| |
Grondbeginselen der Mensch- en Zielkunde, naar de leer van Dr. K.C.F. Krause ontvouwd in twaalf Voorlezingen, gehouden te Parijs door Dr. H. Ahrens, Hoogleeraar der Wijsbegeerte enz. te Brussel. IIde Deel.
(Vervolg en slot van bl. 377.)
De drie laatste Voorlezingen, de 10e, 11e en 12e, handelende over den overgang der Psychologie tot de Metaphysica, en de ontvouwing van den analytischen gang, welken de geest moet houden, om te komen tot eene zekere kennis van het bestaan van God; geschiedenis en onderzoek der verschillende beproefde bewijzen voor het bestaan van God, en de ontvouwing der leer van God en Zijne verhouding tot de wereld; over het goede en kwade; de bestemming van den mensch en der menschheid, zijn voorzeker nog de belangrijkste en zetten de kroon op dit wijsgeerig werk. Zij geven eene volledige schets van het geheele stelsel van krause, en verdienen als zoodanig de meeste aandacht van hen, die op de hoogte der wijsgeerige bespiegeling van onzen tijd willen blijven, waarin dit stelsel zoo veel opgang gemaakt heeft. De rijkdom der zaken en de ontwikkeling der begrippen, al was het slechts in de voornaamste trekken, te willen analyseren, laat de ons voorgeschrevene ruimte niet toe. Veel, wat hier meer uitvoerig voorkomt, is meer beknopt in het, door ons ook aangekondigde werk van Dr. burger, Jr., Het opklimmende deel der Wijsbegeerte volgens krause, aangewezen.
| |
| |
Een hoofdkenmerk der leer van dien wijsgeer, die hier door Dr. ahrens zoo duidelijk uiteengezet wordt, is, dat zij zich boven de scherpe tegenstelling, die altijd tusschen het Pantheïsmus en Theïsmus, het immanente en transcendente bestaat, poogt te verheffen, en tot eene hoogere eenheid tracht op te klimmen, die beide deze tegenstellingen in eene alles omvattende harmonie oplost. God is bij krause niet afgescheiden, transcendent, van de wereld, zoo als in het Theïsmus, noch zoo geheel immanent in de wereld, dat Hij daarmede slechts één is, zoo als in het Pantheïsmus; maar God omvat het heelal en al de daarin zich bevindende redelijke wezens, de natuur en den geest, in zijne oneindigheid. Alles heeft den grond en de oorzaak zijns bestaans in deszelfs eeuwige verwerkelijking zijner volmaaktheden. Het Theismus en Pantheïsmus is hier in een Panentheïsmus of Theienpantheïsmus, gelijk krause hot zelf noemde, opgelost, waardoor God het Al door zijne oneindigheid omvat en alles in en door Hem is.

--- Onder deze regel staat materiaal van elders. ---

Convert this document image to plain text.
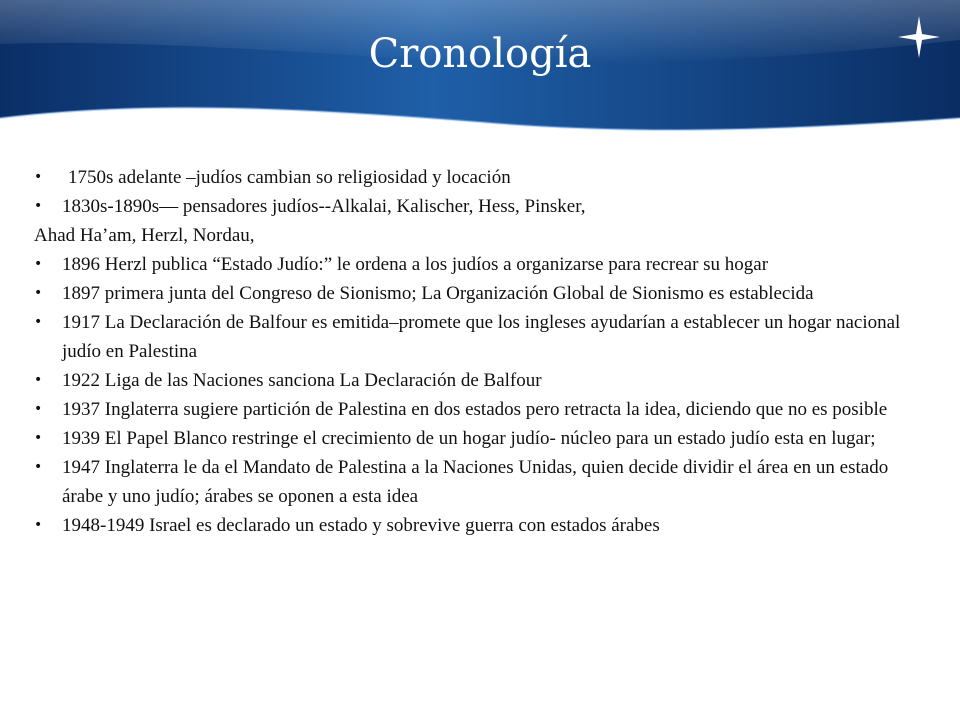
Cronología
• 1750s adelante –judíos cambian so religiosidad y locación
• 1830s-1890s— pensadores judíos--Alkalai, Kalischer, Hess, Pinsker,
Ahad Ha’am, Herzl, Nordau,
• 1896 Herzl publica “Estado Judío:” le ordena a los judíos a organizarse para recrear su hogar
• 1897 primera junta del Congreso de Sionismo; La Organización Global de Sionismo es establecida
• 1917 La Declaración de Balfour es emitida–promete que los ingleses ayudarían a establecer un hogar nacional judío en Palestina
• 1922 Liga de las Naciones sanciona La Declaración de Balfour
• 1937 Inglaterra sugiere partición de Palestina en dos estados pero retracta la idea, diciendo que no es posible
• 1939 El Papel Blanco restringe el crecimiento de un hogar judío- núcleo para un estado judío esta en lugar;
• 1947 Inglaterra le da el Mandato de Palestina a la Naciones Unidas, quien decide dividir el área en un estado árabe y uno judío; árabes se oponen a esta idea
• 1948-1949 Israel es declarado un estado y sobrevive guerra con estados árabes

God wordt, door eenen analytischen gang der hoofdbegrippen van den geest, als de grond en oorzaak van alles ontwikkeld, namelijk uit het grondbegrip van een noodzakelijk wezen, in den geest zelven voorhanden, en kan eigenlijk, volgens krause en Dr. ahrens, niet bewezen worden, omdat bewijzen iets van eenen hoogeren grond afleiden is, en God, als de hoogste grond, van niets kan worden afgeleid. Het geschiedkundig onderzoek van de voornaamste bewijzen voor Gods bestaan, zoo als: het ontologische uit het idée van een noodzakelijk en volmaakt wezen, van anselmus van Canterbury, descartes, mallebranche en spinoza; het cosmologische van leibnitz en wolff; het physico-theologisch bewijs van heimarus, en het moralische van kant, is zeer belangrijk; het kon wel niet anders, of deze bewijzen moesten allen meer of min onvoldoende bevonden worden. Wij zijn echter nog niet ten volle overtuigd, dat de analytische ontwikkeling van het Godsbegrip volgens krause zoo geheel en voldingend het groote vraagstuk oplost, dat wij al deze verschillende bewijsproeven als gansch overtollig ter zijde kunnen leggen.
| |
| |
Het werkje van kant, Het eenigst mogelijk bewijs voor het bestaan van God, zal hierdoor nog deszelfs waarde niet verliezen; wij zien ook geen groot onderscheid tusschen de deductie van krause en het ontologisch bewijs van anselmus en descartes.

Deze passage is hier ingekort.